Después de las presentaciones, a las que Michael no prestó la menor atención, todos pasaron a una habitación, que lo mismo podía ser una sala que un comedor. Estaba atestada de muebles de todas clases, algo propio de una familia de la clase media siciliana.

Michael dio sus regalos al señor y a la señora Vitelli. El de aquél consistía en un cortapuros de oro, y el de ésta en una pieza de tela muy fina, la más cara que Michael encontró en Palermo. Faltaba entregar el paquete que contenía el regalo para la muchacha. Los obsequios fueron recibidos con cortesía pero sin muestras de entusiasmo. Era demasiado pronto; no debería haberlos hecho hasta la segunda visita.
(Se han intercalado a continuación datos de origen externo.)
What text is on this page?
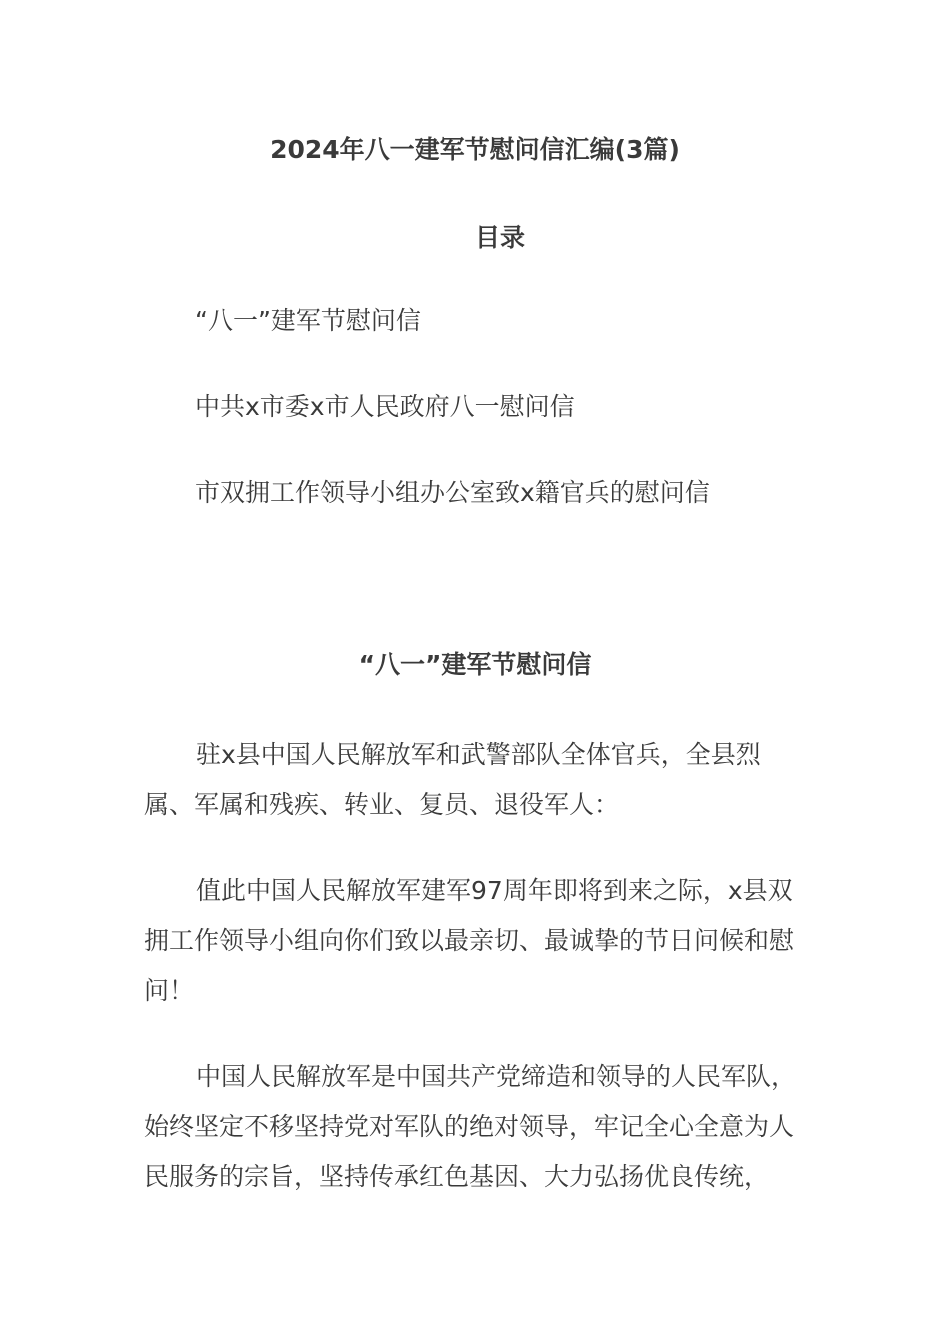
2024年八一建军节慰问信汇编(3篇)
目录
“八一”建军节慰问信
中共x市委x市人民政府八一慰问信
市双拥工作领导小组办公室致x籍官兵的慰问信
“八一”建军节慰问信

驻x县中国人民解放军和武警部队全体官兵，全县烈属、军属和残疾、转业、复员、退役军人：

值此中国人民解放军建军97周年即将到来之际，x县双拥工作领导小组向你们致以最亲切、最诚挚的节日问候和慰问！

中国人民解放军是中国共产党缔造和领导的人民军队，始终坚定不移坚持党对军队的绝对领导，牢记全心全意为人民服务的宗旨，坚持传承红色基因、大力弘扬优良传统，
– No crea que somos tan poca cosa como para recibir fácilmente a forasteros en nuestra casa -le dijo el padre con rústica franqueza-. Pero Don Tommasino nos lo recomendó personalmente, y en esta provincia nadie se atrevería a dudar de su palabra. Así pues, si es usted bienvenido a nuestra casa, se debe sobre todo a la influencia de Don Tommasino. Si sus intenciones respecto a mi hija son serias, permítame decirle que deberemos saber un poco más sobre usted y su familia.

– Lo comprendo -admitió Michael con cortesía-. Responderé a todas sus preguntas al respecto.

El «signor» Vitelli alzó una mano.

– No me gusta adelantar las cosas. Ante todo, veamos si es necesario. Por el momento es usted bien recibido a esta casa, en tanto amigo de Don Tommasino. Lo demás, si debe llegar, llegará a su debido tiempo.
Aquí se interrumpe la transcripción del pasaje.